I got back in my car, unsatisfied with the whole setup. As I put the car in gear, my cell phone rang. I looked at the readout: Morrell. I felt guilty, being caught out far from my office, and almost let his call go through to voice mail.

“Vic, are you on your way home? I just tried your office.”

“I’m in South Chicago,” I confessed.

“I thought you were staying close to home today.”

He sounded resentful, which is so out of character for him that my own visceral anger at being monitored didn’t kick in. I asked what the problem was.

“The most outrageous thing—someone broke into my place and stole Marcena’s computer.”

“What—when?” A By-Smart eighteen-wheeler honked furiously as I stepped on the brakes and pulled onto the verge.

“Sometime between five this morning, when I left to go down to the hospital, and now, I mean ninety minutes ago, when I got home. I lay down on the couch to rest for half an hour, then went into the back to get things organized for Rawlings’s detective. That’s when I found someone had been through my papers like a wind machine.”

“How do you know they took Marcena’s computer? Wouldn’t she have had it with her?”

“She’d left it on the kitchen counter. I put it by her bed when I was straightening up Sunday night. It’s gone now, along with my jump drives.
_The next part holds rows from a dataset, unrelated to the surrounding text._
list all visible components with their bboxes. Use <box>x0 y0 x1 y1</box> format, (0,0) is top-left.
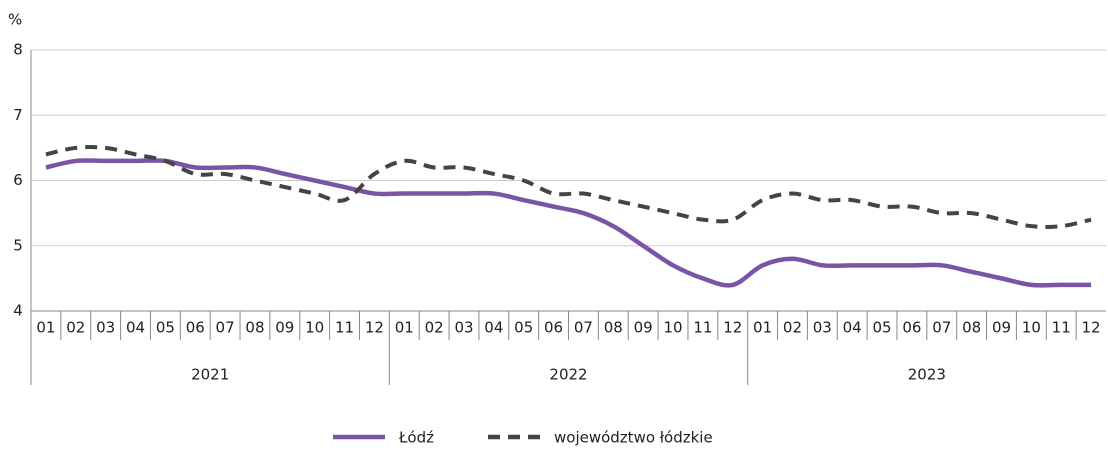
x-tick-label: 10 <box>305 319 324 337</box>
x-tick-label: 02 <box>66 319 85 337</box>
y-tick-label: 8 <box>13 41 23 59</box>
y-axis-label: % <box>8 11 22 29</box>
x-tick-label: 02 <box>783 319 802 337</box>
x-tick-label: 07 <box>216 319 235 337</box>
x-tick-label: 06 <box>902 319 921 337</box>
y-tick-label: 5 <box>13 236 23 254</box>
y-tick-label: 6 <box>13 171 23 189</box>
legend-label: Łódź <box>398 429 434 447</box>
y-tick-label: 7 <box>13 106 23 124</box>
x-group-label: 2021 <box>191 366 229 384</box>
x-tick-label: 09 <box>275 319 294 337</box>
x-group-label: 2022 <box>549 366 587 384</box>
legend-label: województwo łódzkie <box>554 429 713 447</box>
x-tick-label: 04 <box>484 319 503 337</box>
x-tick-label: 08 <box>604 319 623 337</box>
x-tick-label: 12 <box>365 319 384 337</box>
x-tick-label: 01 <box>753 319 772 337</box>
x-tick-label: 07 <box>574 319 593 337</box>
x-tick-label: 12 <box>1082 319 1101 337</box>
x-tick-label: 03 <box>454 319 473 337</box>
x-tick-label: 09 <box>992 319 1011 337</box>
x-tick-label: 11 <box>693 319 712 337</box>
x-tick-label: 09 <box>634 319 653 337</box>
x-tick-label: 04 <box>843 319 862 337</box>
x-tick-label: 10 <box>1022 319 1041 337</box>
x-tick-label: 03 <box>96 319 115 337</box>
x-tick-label: 02 <box>425 319 444 337</box>
x-tick-label: 01 <box>395 319 414 337</box>
x-tick-label: 04 <box>126 319 145 337</box>
x-tick-label: 05 <box>872 319 891 337</box>
x-tick-label: 06 <box>544 319 563 337</box>
x-tick-label: 06 <box>186 319 205 337</box>
x-tick-label: 07 <box>932 319 951 337</box>
x-tick-label: 11 <box>1052 319 1071 337</box>
x-tick-label: 01 <box>36 319 55 337</box>
x-tick-label: 08 <box>962 319 981 337</box>
y-tick-label: 4 <box>13 302 23 320</box>
x-tick-label: 03 <box>813 319 832 337</box>
x-group-label: 2023 <box>908 366 946 384</box>
series-line <box>45 158 1092 288</box>
series-line <box>45 145 1092 229</box>
x-tick-label: 05 <box>156 319 175 337</box>
x-tick-label: 10 <box>663 319 682 337</box>
x-tick-label: 11 <box>335 319 354 337</box>
x-tick-label: 12 <box>723 319 742 337</box>
x-tick-label: 08 <box>245 319 264 337</box>
x-tick-label: 05 <box>514 319 533 337</box>
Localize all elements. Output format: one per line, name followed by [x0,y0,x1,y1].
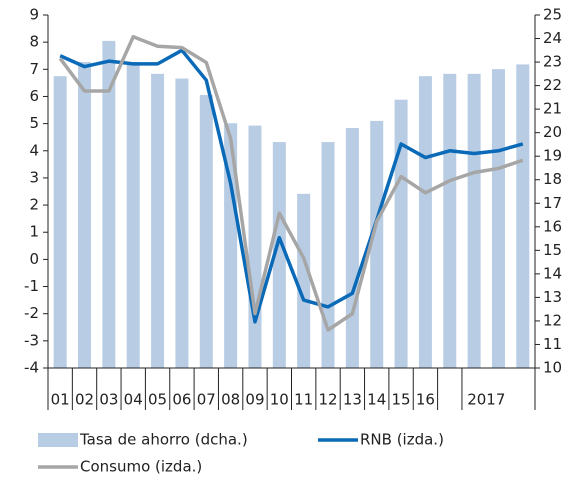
y-tick-label: 1 [29,223,39,241]
y-tick-label: -2 [24,304,39,322]
x-tick-label: 01 [51,391,70,409]
y2-tick-label: 16 [543,217,562,235]
x-tick-label: 08 [221,391,240,409]
bar [199,95,213,368]
bar [467,73,481,368]
y-tick-label: 0 [29,250,39,268]
y2-tick-label: 11 [543,335,562,353]
y2-tick-label: 22 [543,76,562,94]
y2-tick-label: 15 [543,241,562,259]
y-tick-label: 7 [29,60,39,78]
bar [102,40,116,369]
bar [418,76,432,368]
y-tick-label: 3 [29,168,39,186]
x-tick-label: 11 [294,391,313,409]
legend-swatch [38,433,78,447]
y2-tick-label: 18 [543,170,562,188]
bar [126,62,140,369]
y-tick-label: -4 [24,359,39,377]
bar [321,142,335,368]
y2-tick-label: 17 [543,194,562,212]
y2-tick-label: 10 [543,359,562,377]
y-tick-label: 6 [29,87,39,105]
y-tick-label: -3 [24,331,39,349]
x-tick-label: 2017 [467,391,505,409]
y-tick-label: 2 [29,196,39,214]
y-tick-label: 4 [29,141,39,159]
bar [394,99,408,368]
bar [443,73,457,368]
x-tick-label: 06 [172,391,191,409]
x-tick-label: 07 [197,391,216,409]
x-tick-label: 09 [245,391,264,409]
x-tick-label: 05 [148,391,167,409]
y2-tick-label: 14 [543,264,562,282]
y-tick-label: 5 [29,114,39,132]
y2-tick-label: 20 [543,123,562,141]
y2-tick-label: 25 [543,6,562,24]
bar [53,76,67,368]
x-tick-label: 16 [416,391,435,409]
bar [516,64,530,369]
bar [248,125,262,369]
y2-tick-label: 24 [543,29,562,47]
legend-label: Tasa de ahorro (dcha.) [79,431,248,449]
x-tick-label: 12 [318,391,337,409]
y2-tick-label: 12 [543,311,562,329]
bar [272,142,286,368]
y2-tick-label: 23 [543,53,562,71]
bar [175,78,189,368]
y2-tick-label: 19 [543,147,562,165]
y-tick-label: 9 [29,6,39,24]
x-tick-label: 13 [343,391,362,409]
x-tick-label: 10 [270,391,289,409]
y2-tick-label: 21 [543,100,562,118]
y2-tick-label: 13 [543,288,562,306]
bar [224,123,238,369]
bar [345,127,359,369]
x-tick-label: 02 [75,391,94,409]
legend-label: Consumo (izda.) [80,458,202,476]
bar [491,69,505,369]
line [59,48,524,324]
x-tick-label: 04 [124,391,143,409]
legend-label: RNB (izda.) [360,431,444,449]
y-tick-label: 8 [29,33,39,51]
bar [78,62,92,369]
line [58,34,524,332]
bar [370,120,384,369]
x-tick-label: 14 [367,391,386,409]
x-tick-label: 03 [99,391,118,409]
x-tick-label: 15 [392,391,411,409]
y-tick-label: -1 [24,277,39,295]
bar [151,73,165,368]
bar [297,193,311,368]
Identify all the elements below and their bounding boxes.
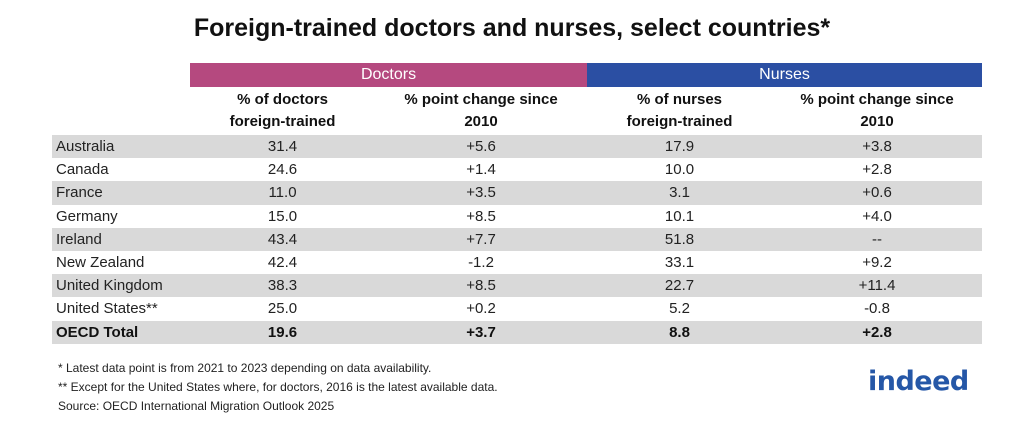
column-header-row: % of doctors foreign-trained % point chan… <box>52 87 982 135</box>
value-cell: 33.1 <box>664 254 695 272</box>
value-cell: +9.2 <box>862 254 892 272</box>
value-cell: 51.8 <box>664 230 695 248</box>
value-cell: +3.7 <box>466 323 496 341</box>
table-row: United States** 25.0 +0.2 5.2 -0.8 <box>52 297 982 320</box>
value-cell: -0.8 <box>864 300 890 318</box>
value-cell: -- <box>872 230 882 248</box>
col-header-doctors-pct: % of doctors foreign-trained <box>190 87 375 135</box>
doctors-group-header: Doctors <box>190 63 587 87</box>
value-cell: 25.0 <box>267 300 298 318</box>
value-cell: +3.5 <box>466 184 496 202</box>
value-cell: +11.4 <box>858 277 896 295</box>
value-cell: 8.8 <box>669 323 690 341</box>
value-cell: 42.4 <box>267 254 298 272</box>
country-cell: Germany <box>56 207 118 225</box>
value-cell: +3.8 <box>862 138 892 156</box>
col-header-line: % of doctors <box>237 91 328 108</box>
value-cell: 10.0 <box>664 161 695 179</box>
col-header-line: 2010 <box>464 113 498 130</box>
value-cell: +4.0 <box>862 207 892 225</box>
table-row: Canada 24.6 +1.4 10.0 +2.8 <box>52 158 982 181</box>
value-cell: 31.4 <box>267 138 298 156</box>
value-cell: 24.6 <box>267 161 298 179</box>
table-row: France 11.0 +3.5 3.1 +0.6 <box>52 181 982 205</box>
country-cell: United Kingdom <box>56 277 163 295</box>
col-header-line: % point change since <box>800 91 954 108</box>
col-header-nurses-change: % point change since 2010 <box>772 87 982 135</box>
value-cell: 19.6 <box>267 323 298 341</box>
value-cell: -1.2 <box>468 254 494 272</box>
value-cell: +7.7 <box>466 230 496 248</box>
value-cell: 10.1 <box>664 207 695 225</box>
value-cell: +0.6 <box>862 184 892 202</box>
value-cell: 3.1 <box>669 184 690 202</box>
col-header-line: foreign-trained <box>626 113 733 130</box>
table-row: Australia 31.4 +5.6 17.9 +3.8 <box>52 135 982 159</box>
value-cell: 11.0 <box>268 184 297 202</box>
source-note: Source: OECD International Migration Out… <box>58 399 335 413</box>
country-cell: Ireland <box>56 230 102 248</box>
country-cell: France <box>56 184 103 202</box>
value-cell: 17.9 <box>664 138 695 156</box>
data-table: Doctors Nurses % of doctors foreign-train… <box>52 63 982 344</box>
table-row: Ireland 43.4 +7.7 51.8 -- <box>52 227 982 251</box>
value-cell: +8.5 <box>466 277 496 295</box>
col-header-line: 2010 <box>860 113 894 130</box>
value-cell: 5.2 <box>669 300 690 318</box>
country-cell: OECD Total <box>56 323 139 341</box>
col-header-nurses-pct: % of nurses foreign-trained <box>587 87 772 135</box>
table-row: New Zealand 42.4 -1.2 33.1 +9.2 <box>52 251 982 274</box>
col-header-doctors-change: % point change since 2010 <box>375 87 587 135</box>
value-cell: +5.6 <box>466 138 496 156</box>
table-body: Australia 31.4 +5.6 17.9 +3.8 Canada 24.6 +1.4 1… <box>52 135 982 344</box>
value-cell: 22.7 <box>664 277 695 295</box>
indeed-logo: indeed <box>868 366 969 397</box>
country-cell: United States** <box>56 300 158 318</box>
value-cell: +0.2 <box>466 300 496 318</box>
country-cell: Canada <box>56 161 109 179</box>
group-header-row: Doctors Nurses <box>52 63 982 87</box>
value-cell: 15.0 <box>267 207 298 225</box>
country-cell: Australia <box>56 138 115 156</box>
nurses-group-header: Nurses <box>587 63 982 87</box>
table-row: Germany 15.0 +8.5 10.1 +4.0 <box>52 205 982 228</box>
value-cell: +8.5 <box>466 207 496 225</box>
value-cell: 43.4 <box>267 230 298 248</box>
table-row: OECD Total 19.6 +3.7 8.8 +2.8 <box>52 320 982 344</box>
table-row: United Kingdom 38.3 +8.5 22.7 +11.4 <box>52 274 982 298</box>
col-header-line: % point change since <box>404 91 558 108</box>
col-header-line: % of nurses <box>636 91 723 108</box>
footnote: ** Except for the United States where, f… <box>58 380 498 394</box>
chart-title: Foreign-trained doctors and nurses, sele… <box>193 14 831 42</box>
footnotes: * Latest data point is from 2021 to 2023… <box>58 359 498 416</box>
footnote: * Latest data point is from 2021 to 2023… <box>58 361 432 375</box>
country-cell: New Zealand <box>56 254 145 272</box>
col-header-line: foreign-trained <box>229 113 336 130</box>
value-cell: +2.8 <box>862 161 892 179</box>
value-cell: +2.8 <box>862 323 892 341</box>
value-cell: +1.4 <box>466 161 496 179</box>
value-cell: 38.3 <box>267 277 298 295</box>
As far as I can tell, nothing else is missing.”

His jump drives, the little key-sized gizmos he uses to back up his data, which he does every night, storing the neatly labeled drives in a box on his desktop.

“They didn’t take your computer?”

“I had it with me when I went to the hospital—I thought I might write a little while I was sitting with you—not that I did, but it turned out to be a good thing, since it saved my machine.”

I asked about his other electronics. His fancy sound system was intact, along with the TV and DVD player.

He’d called the Evanston police as soon as he discovered the loss, but, from the sound of it, they’d only gone through the motions, figuring drug addicts were responsible. “But my place hadn’t been broken into. I mean, whoever did this came in through the front door with a key, and those are very good locks. Which doesn’t sound like an addict, and, anyway, an addict would have taken the portables, like the DVD.”

“So someone with sophisticated skills wanted Marcena’s files, and those only, and doesn’t care that you know it,” I said slowly.

Morrell said, “I called Rawlings, and he swears it wasn’t the Chicago police. Should I believe him?”